Yes, Warren and Brat are both college professors, but that’s just the beginning of their similarities. Here’s what Lizza wrote:
From what I’ve observed, Brat has not talked like a forty-seven-per-cent conservative complaining about how tax dollars are being shovelled to the undeserving poor (although maybe he does believe that and didn’t emphasize it in the campaign). He comes across, instead, like a ninety-nine-per-cent conservative who sees the real villain as corporate America and its addiction to government largesse. One of his biggest applause lines is about how bankers should have gone to jail after the 2008 financial crisis. Brat is the Elizabeth Warren of the right.
And there’s more:
In his campaign against Cantor, Brat turned every issue into a morality tale about big business cheating ordinary Americans. He attacked Cantor for supporting the farm bill (“Do those billions of dollars go to the small American farmer? No, they go to huge agribusiness, right? Big business again.”), the flood-insurance bill (“Who does that go to? A lot of the money goes to gazillionaires on both coasts who have homes in nice real-estate locations.”), and the STOCK Act, an effort to stop insider trading by congressmen, which Cantor gutted by including an exception for spouses. In his Stephenson-inspired stump speech, Brat was more worked up about the STOCK Act than anything else. He promised, “If you tell your friends or neighbors about this issue, I will be your next congressman!”
People are sick and tired of politicians protecting their powerful donors from presumably weak people–the 99 percent. But we’re not powerless. In fact, we wee people have ALL the power. What scares the crap out of the crony class is our increasing willingness to apply our power in our interest.

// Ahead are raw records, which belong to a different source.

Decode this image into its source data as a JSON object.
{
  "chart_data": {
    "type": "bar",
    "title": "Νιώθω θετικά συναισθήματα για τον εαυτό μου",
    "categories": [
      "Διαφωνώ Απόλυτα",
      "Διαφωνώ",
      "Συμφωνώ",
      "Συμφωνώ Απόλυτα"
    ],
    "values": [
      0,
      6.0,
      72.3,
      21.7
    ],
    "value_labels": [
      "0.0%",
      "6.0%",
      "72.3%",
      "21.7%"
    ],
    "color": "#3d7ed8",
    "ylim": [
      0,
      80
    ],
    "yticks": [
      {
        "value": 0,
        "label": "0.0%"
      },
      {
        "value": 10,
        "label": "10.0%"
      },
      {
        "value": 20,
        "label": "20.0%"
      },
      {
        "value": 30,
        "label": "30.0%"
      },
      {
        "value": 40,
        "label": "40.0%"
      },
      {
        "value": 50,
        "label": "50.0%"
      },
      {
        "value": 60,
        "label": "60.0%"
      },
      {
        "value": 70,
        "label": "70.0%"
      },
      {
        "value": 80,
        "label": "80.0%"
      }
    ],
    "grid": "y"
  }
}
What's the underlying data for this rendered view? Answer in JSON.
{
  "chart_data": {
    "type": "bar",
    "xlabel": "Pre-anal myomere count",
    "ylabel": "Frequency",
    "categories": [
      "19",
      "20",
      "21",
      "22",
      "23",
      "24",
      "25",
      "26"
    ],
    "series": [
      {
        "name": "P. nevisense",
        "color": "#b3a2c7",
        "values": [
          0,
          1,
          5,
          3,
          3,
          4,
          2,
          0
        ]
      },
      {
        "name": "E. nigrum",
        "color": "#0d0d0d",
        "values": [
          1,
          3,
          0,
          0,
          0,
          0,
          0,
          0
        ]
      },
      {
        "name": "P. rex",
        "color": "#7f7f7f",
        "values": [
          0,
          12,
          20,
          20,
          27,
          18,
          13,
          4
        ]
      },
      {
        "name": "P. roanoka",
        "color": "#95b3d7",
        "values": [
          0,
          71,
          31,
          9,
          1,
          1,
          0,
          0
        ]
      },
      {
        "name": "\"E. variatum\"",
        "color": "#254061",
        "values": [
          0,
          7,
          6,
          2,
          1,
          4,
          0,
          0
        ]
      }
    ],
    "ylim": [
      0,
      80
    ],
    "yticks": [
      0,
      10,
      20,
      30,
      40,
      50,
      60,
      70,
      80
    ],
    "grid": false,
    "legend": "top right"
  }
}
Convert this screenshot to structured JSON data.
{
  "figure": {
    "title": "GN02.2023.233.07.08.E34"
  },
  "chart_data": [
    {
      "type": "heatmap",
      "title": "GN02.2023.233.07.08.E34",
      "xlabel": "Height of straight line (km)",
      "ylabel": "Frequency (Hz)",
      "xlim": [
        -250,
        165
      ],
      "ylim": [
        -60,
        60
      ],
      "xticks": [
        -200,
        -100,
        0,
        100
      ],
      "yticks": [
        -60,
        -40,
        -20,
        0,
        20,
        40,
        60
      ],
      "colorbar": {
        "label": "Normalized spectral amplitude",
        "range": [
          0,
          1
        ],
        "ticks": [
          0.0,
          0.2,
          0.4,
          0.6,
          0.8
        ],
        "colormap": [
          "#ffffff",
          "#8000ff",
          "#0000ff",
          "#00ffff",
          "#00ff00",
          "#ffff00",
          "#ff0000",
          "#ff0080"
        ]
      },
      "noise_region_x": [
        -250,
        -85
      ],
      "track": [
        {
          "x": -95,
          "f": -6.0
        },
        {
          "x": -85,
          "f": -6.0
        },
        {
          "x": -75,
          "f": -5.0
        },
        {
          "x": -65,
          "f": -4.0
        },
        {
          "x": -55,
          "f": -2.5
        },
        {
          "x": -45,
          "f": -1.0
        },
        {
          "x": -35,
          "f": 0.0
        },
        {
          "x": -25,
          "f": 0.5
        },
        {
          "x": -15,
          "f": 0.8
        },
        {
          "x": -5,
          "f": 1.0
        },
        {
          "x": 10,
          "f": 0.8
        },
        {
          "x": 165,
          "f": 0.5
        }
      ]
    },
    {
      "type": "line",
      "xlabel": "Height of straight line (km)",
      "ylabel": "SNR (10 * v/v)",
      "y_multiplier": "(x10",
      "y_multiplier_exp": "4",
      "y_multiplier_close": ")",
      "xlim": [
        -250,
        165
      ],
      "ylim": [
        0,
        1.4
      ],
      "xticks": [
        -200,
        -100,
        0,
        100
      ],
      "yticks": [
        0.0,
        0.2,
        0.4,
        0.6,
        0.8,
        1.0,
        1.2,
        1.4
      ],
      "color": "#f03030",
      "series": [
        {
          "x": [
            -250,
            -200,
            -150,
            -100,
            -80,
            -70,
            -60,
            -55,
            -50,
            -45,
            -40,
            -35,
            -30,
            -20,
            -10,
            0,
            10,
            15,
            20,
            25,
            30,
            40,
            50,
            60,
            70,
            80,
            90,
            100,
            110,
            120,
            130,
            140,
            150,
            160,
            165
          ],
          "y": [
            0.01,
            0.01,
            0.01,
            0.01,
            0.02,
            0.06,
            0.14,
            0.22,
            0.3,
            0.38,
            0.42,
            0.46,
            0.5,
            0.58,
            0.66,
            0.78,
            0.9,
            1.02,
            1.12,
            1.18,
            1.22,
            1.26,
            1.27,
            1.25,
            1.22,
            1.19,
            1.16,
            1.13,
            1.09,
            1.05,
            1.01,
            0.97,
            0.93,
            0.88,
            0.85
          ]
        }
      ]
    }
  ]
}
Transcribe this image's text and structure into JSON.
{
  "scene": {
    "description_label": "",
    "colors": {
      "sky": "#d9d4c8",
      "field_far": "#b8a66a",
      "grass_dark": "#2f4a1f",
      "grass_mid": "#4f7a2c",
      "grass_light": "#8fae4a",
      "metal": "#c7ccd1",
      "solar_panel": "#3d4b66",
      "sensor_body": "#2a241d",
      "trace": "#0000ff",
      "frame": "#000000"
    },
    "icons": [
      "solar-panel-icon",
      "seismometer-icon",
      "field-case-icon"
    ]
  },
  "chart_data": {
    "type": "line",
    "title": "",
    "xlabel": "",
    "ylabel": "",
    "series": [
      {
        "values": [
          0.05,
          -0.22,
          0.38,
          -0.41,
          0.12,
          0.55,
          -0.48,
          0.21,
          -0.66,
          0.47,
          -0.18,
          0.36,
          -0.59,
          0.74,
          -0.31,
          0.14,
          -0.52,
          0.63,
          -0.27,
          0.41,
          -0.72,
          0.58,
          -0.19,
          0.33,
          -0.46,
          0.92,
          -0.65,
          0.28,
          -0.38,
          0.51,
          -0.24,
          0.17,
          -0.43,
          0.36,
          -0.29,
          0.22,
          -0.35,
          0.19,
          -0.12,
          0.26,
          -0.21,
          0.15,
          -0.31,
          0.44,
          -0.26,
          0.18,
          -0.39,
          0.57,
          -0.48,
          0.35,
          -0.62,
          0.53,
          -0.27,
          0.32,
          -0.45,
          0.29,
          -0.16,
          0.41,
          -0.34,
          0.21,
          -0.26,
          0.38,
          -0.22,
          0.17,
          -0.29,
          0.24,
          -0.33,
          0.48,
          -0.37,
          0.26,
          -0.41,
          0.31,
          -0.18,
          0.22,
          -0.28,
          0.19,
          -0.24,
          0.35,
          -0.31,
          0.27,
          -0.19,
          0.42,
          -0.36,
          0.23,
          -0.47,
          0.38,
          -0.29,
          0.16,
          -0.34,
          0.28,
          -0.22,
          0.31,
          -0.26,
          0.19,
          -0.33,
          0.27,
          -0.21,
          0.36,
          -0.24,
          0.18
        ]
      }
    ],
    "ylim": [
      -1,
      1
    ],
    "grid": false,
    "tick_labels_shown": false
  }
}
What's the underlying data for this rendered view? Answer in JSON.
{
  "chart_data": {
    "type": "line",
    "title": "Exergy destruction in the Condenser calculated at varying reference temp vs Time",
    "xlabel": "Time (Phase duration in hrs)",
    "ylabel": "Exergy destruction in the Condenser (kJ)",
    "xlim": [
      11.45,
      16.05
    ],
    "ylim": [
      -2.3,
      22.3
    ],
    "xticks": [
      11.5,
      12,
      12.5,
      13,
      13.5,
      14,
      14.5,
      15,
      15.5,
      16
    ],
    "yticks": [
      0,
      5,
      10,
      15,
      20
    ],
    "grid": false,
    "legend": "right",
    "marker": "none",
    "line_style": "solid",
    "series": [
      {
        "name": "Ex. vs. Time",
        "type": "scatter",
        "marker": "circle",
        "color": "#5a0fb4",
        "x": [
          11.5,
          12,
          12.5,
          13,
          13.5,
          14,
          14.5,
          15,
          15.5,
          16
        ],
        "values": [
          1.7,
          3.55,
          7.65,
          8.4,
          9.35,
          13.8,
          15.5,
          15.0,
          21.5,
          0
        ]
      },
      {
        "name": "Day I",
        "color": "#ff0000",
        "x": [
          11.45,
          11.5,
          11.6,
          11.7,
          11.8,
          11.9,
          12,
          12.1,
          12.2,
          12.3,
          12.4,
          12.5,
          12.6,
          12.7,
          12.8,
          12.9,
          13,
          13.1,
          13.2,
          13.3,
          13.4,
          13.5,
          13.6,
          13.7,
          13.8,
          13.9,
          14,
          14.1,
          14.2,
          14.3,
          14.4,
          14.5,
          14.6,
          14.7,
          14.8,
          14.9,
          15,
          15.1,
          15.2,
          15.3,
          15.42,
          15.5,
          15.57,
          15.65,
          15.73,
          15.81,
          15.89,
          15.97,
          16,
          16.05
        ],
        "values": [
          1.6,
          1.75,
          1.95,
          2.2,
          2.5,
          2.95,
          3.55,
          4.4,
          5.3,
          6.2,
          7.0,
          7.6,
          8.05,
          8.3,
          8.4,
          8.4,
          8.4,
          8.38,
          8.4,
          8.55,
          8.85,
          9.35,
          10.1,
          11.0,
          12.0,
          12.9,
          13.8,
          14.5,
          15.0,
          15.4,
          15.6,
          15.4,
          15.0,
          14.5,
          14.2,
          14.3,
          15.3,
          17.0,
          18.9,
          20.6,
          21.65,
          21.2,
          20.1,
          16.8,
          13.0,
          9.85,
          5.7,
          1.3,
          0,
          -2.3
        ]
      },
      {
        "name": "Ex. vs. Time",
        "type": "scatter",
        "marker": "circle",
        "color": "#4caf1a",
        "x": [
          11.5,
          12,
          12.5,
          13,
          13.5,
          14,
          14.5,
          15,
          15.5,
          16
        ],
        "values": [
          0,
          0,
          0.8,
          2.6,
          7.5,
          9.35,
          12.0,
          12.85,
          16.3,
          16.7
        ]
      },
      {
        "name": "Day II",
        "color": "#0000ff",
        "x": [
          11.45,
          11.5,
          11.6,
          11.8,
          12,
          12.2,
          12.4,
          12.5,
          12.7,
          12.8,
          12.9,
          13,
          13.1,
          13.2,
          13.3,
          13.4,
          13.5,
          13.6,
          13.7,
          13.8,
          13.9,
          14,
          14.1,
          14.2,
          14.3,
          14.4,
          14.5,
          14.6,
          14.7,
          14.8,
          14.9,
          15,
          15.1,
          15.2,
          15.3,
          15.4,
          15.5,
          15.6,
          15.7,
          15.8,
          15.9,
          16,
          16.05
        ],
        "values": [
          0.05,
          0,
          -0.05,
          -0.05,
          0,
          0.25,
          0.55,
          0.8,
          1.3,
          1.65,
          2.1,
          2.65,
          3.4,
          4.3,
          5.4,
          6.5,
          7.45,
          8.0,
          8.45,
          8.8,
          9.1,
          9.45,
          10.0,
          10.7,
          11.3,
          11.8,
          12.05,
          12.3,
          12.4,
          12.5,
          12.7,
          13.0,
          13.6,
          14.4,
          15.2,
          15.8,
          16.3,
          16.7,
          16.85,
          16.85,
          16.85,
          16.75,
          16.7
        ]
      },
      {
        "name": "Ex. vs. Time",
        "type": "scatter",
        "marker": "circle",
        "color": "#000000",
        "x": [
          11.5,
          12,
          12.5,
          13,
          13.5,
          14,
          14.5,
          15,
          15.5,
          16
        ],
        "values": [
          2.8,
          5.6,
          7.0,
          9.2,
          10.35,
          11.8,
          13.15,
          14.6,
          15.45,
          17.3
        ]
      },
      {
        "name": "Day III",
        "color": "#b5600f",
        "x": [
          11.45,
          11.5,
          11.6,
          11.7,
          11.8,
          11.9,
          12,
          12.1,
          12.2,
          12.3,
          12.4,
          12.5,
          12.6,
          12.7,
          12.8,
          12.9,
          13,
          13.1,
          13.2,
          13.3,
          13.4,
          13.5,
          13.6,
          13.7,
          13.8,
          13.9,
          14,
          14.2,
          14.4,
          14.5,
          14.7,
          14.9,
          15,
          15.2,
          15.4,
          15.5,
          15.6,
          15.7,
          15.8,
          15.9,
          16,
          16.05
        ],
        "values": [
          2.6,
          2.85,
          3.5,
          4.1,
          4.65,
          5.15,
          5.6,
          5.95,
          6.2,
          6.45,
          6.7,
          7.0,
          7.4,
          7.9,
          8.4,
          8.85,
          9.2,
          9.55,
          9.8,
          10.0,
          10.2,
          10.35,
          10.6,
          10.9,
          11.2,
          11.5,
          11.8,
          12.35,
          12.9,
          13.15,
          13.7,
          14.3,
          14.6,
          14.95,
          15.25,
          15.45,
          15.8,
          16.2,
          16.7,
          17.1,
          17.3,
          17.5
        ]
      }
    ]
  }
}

As William F. Buckley wrote in Up From Liberalism, we will horde our power like misers. We will not willingly cede another ounce of our power to General Motors, the NAACP, the United Nations, or the US government. We will keep and use our power as WE see fit.
And that begins with tossing out the friends of big business–in Congress and in Jefferson City and Springfield.
Let’s Get Together And Feel Alright
Let’s take these three lessons from Cantor’s loss to an anti-cronyism professor and change the future. Let’s accept that we might need help from Democrats like Elizabeth Warren. Let’s accept that we might have to let go of some traditional conservative issues like marijuana prohibition. Let’s drop the ancillary shit and save the damn republic.
I’m in it if you are. I won’t support big government over big business, but I don’t think that’s even possible anymore. Anything that grows the government also seems to grow Fortune 100 balance sheets. If we make a list of the pro-liberty, pro-market causes we can support together–the left and the right, libertarian, liberal, and conservative–we will give American freedom and American prosperity a new birth. And we can become pleasant in the process.